The proposed Euro 7 pollution regulations could force automakers to close factories in Europe, Luca de Meo, the new head of the European lobbying group ACEA, said, adding that investment to meet the rules would be better allocated to increasing electric-vehicle adoption.
De Meo, the CEO of Renault Group, gave his first address as head of ACEA on Tuesday.
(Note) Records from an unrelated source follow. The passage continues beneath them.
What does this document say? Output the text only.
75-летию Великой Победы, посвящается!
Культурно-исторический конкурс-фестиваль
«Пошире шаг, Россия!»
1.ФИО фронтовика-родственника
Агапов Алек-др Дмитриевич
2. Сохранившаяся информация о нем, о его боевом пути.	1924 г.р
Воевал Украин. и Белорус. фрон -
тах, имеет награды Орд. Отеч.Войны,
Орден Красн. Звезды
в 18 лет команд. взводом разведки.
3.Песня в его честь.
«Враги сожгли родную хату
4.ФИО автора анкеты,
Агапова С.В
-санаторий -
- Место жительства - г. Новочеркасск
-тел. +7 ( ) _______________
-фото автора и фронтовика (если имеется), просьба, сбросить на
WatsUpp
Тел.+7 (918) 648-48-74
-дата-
The organization has been shaken by the departure last year of Stellantis, Europe’s second-biggest group by volume after Volkswagen, as well as Volvo Cars.
The European auto industry is at a crossroads, de Meo said, facing pressure from regulators to sell only zero emission cars by 2035 while facing competitors from the U.S. and China with favorable trade measures.
"They are not banning or regulating, but rather massively stimulating their industries," de Meo said, as he urged European regulators to respond to U.S. President Joe Biden’s Inflation Reduction Act, or I.R.A., which seeks to lure electric vehicle suppliers with $370 billion worth of clean-technology subsidies.
European governments have criticized the I.R.A. as a protectionist measure.
De Meo described as "asymmetrical" the business and technological environment facing European automakers. "We've been open to welcoming newcomers," he said, noting that domestic automakers were losing share in Europe, "but are we properly watching out for the reciprocity principle that should normally regulate global trading architectures?"